The Equifax hack is getting more mysterious.The credit reporting bureau admitted that a far more extensive assortment of data was “accessed” by hackers last year than previously acknowledged; but insisted not all of that info on 145.5 million Americans was actually stolen, according to a Jan. 2 letter it sent to Sen. Elizabeth Warren.
The company’s list of “accessed” data, obtained by The Post, includes:
passport numbers, Social Security numbers, first, last, and middle names and suffixes, gender, home addresses and phone numbers, driver’s license numbers, including the date the license was issued and the state issuing them, date of birth, credit card numbers, their expiration date and “CV2” security numberstax ID numbers, email addresses
Canadian customers also had their Social Insurance Numbers taken, according to the letter.
Perhaps the most sensitive new piece of data accessed by hackers in the 2017 cyberattack on Equifax is the passport numbers — but the company is insisting no passport numbers were stolen.

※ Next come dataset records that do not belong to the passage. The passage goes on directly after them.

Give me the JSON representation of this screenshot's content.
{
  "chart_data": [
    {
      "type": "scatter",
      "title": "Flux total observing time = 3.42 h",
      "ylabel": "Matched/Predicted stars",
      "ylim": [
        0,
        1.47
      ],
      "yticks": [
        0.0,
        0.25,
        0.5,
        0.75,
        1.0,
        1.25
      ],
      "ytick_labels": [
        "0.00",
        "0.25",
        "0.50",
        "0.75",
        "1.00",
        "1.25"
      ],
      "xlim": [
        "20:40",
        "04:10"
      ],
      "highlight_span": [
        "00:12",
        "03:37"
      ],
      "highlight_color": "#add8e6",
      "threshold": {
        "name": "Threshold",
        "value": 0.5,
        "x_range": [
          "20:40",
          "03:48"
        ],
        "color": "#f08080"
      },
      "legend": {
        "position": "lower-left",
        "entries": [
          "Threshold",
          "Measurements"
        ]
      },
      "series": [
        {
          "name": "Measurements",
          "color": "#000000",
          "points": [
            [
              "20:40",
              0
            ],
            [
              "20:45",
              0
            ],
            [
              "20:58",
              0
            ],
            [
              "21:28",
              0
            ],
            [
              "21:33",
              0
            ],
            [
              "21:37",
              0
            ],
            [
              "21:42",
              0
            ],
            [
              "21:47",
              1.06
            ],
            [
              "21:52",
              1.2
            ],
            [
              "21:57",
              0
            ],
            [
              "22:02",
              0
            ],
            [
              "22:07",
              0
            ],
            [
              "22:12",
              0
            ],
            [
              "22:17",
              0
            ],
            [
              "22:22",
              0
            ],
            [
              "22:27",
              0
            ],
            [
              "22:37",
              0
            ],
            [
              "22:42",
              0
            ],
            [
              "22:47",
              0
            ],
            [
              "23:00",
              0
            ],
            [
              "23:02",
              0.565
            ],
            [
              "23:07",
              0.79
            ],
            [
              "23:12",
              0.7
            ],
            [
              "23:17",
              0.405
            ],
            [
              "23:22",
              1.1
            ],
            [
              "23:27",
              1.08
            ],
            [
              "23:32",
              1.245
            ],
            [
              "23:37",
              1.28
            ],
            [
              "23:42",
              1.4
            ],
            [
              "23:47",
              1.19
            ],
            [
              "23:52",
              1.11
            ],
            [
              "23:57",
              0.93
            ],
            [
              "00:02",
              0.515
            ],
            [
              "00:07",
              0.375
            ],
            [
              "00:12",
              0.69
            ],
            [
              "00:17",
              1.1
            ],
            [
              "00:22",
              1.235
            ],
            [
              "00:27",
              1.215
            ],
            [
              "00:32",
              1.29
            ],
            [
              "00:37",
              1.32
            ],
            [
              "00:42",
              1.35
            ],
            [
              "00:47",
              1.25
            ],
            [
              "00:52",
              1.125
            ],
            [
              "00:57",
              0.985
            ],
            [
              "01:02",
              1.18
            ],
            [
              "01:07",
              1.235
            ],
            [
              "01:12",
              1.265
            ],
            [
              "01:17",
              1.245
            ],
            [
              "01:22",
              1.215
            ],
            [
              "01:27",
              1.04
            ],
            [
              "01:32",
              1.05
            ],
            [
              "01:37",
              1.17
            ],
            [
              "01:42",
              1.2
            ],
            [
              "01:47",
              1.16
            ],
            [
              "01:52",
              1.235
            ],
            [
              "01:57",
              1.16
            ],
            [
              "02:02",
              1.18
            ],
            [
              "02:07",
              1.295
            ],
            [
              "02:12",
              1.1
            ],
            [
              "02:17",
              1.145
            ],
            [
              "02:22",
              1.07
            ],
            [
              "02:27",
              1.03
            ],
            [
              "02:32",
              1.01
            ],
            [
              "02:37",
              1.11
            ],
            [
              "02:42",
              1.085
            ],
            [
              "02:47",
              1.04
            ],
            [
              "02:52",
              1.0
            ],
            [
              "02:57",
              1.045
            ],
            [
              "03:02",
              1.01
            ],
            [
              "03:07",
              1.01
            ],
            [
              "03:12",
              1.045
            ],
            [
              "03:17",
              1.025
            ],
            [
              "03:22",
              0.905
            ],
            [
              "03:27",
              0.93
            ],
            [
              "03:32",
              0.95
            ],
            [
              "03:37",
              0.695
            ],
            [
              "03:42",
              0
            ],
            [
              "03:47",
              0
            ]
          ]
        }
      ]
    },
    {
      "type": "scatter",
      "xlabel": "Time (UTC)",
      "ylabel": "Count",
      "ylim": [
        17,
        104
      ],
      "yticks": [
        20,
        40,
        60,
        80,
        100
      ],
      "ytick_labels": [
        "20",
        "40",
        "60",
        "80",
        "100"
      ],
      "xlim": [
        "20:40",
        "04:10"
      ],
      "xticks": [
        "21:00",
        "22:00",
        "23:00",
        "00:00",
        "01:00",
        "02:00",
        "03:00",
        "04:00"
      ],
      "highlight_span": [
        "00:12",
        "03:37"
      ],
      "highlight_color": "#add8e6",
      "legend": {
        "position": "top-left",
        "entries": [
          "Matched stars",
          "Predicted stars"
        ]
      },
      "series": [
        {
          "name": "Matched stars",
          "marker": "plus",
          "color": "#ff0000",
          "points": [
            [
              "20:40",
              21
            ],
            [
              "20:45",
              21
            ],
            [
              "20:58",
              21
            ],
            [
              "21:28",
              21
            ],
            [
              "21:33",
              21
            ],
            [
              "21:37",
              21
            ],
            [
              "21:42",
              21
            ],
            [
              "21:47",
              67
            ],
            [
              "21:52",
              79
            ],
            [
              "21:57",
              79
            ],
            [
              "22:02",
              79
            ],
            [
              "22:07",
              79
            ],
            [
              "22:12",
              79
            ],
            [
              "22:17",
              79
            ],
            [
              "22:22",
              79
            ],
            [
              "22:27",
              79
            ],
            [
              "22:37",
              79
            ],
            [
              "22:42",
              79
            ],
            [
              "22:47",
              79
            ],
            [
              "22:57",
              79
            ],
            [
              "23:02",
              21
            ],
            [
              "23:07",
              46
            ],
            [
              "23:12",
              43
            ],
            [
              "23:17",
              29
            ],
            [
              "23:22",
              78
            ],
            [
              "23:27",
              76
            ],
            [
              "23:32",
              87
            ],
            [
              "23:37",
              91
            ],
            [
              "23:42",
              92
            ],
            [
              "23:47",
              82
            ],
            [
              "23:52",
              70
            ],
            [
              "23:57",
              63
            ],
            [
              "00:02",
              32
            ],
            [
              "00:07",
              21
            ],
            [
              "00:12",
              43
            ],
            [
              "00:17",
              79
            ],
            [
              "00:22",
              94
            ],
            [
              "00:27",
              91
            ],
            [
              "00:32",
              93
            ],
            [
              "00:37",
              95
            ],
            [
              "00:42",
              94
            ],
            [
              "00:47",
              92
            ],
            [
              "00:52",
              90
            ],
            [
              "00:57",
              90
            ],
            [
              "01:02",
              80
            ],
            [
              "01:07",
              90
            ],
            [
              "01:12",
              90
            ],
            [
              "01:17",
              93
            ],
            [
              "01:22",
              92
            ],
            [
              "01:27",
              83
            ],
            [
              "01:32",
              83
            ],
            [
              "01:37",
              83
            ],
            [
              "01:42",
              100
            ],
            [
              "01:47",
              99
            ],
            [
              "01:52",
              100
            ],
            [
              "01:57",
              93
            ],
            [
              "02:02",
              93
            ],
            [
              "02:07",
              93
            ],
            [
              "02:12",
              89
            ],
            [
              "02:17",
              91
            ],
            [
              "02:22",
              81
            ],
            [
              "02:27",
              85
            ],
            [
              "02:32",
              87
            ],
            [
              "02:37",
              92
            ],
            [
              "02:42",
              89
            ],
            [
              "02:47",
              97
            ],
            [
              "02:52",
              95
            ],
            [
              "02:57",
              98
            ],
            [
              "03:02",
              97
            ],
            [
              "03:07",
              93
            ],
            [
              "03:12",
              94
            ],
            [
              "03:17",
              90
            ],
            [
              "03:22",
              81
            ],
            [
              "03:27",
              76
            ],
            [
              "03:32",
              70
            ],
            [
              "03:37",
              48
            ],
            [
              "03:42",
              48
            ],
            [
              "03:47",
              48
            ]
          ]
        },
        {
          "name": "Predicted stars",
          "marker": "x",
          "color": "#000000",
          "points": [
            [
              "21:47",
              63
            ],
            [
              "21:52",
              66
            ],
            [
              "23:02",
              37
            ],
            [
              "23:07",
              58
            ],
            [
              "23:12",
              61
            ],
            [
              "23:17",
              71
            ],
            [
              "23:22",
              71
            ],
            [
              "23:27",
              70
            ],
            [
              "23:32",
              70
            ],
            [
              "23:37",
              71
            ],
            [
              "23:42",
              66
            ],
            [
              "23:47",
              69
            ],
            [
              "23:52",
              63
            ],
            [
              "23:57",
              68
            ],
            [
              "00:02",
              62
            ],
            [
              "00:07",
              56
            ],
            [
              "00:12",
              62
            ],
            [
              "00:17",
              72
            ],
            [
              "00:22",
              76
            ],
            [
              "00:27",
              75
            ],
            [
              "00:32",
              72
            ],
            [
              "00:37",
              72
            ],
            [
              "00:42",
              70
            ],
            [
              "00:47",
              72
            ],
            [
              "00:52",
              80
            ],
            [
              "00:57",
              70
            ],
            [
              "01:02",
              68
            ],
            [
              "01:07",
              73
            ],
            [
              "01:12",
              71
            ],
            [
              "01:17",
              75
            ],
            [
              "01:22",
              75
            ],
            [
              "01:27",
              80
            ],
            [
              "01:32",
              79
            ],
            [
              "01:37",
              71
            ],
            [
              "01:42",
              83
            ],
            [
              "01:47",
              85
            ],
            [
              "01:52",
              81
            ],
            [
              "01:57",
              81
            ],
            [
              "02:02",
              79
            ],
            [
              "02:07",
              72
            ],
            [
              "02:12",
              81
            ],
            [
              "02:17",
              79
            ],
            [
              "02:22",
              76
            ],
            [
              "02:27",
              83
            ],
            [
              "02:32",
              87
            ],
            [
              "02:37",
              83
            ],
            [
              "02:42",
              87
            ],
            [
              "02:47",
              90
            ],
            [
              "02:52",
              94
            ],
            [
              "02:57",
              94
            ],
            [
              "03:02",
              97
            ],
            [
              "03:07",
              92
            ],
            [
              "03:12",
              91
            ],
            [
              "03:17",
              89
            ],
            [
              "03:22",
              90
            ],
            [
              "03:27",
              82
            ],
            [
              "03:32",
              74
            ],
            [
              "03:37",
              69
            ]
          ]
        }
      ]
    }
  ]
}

“The easiest way to understand this is that there was a field labeled passports with no actual data in it,” Meredith Griffanti, an Equifax spokeswoman, told The Post.
The confusion seems to be in the wording of the actual letter, which doesn’t make a distinction.
“These represent the data fields across attacker-accessed tables that were identified as potentially containing [personally identifiable information],” Equifax wrote in the letter to Warren, a copy of which was obtained by The Post.
The letter was in response to a list of questions the lawmaker had sent to Equifax.
The company, in the letter, cautioned that the kinds of data it listed were “not exhaustive,” but represent common elements in the “attacker queries.”
Previously, Equifax — which first learned of its hack in August but didn’t reveal it until September — had only informed the public that the stolen data “includes names, Social Security numbers, birth dates, addresses, and in some instances, driver’s license numbers,” as well as some credit card information for about 200,000 people, according to the company’s own website.
The new list of data accessed comes after Warren issued a report Wednesday on the Equifax hack. The report was the result of a four-month probe by the lawmaker.
In the report, Warren said hackers had “accessed” passport numbers.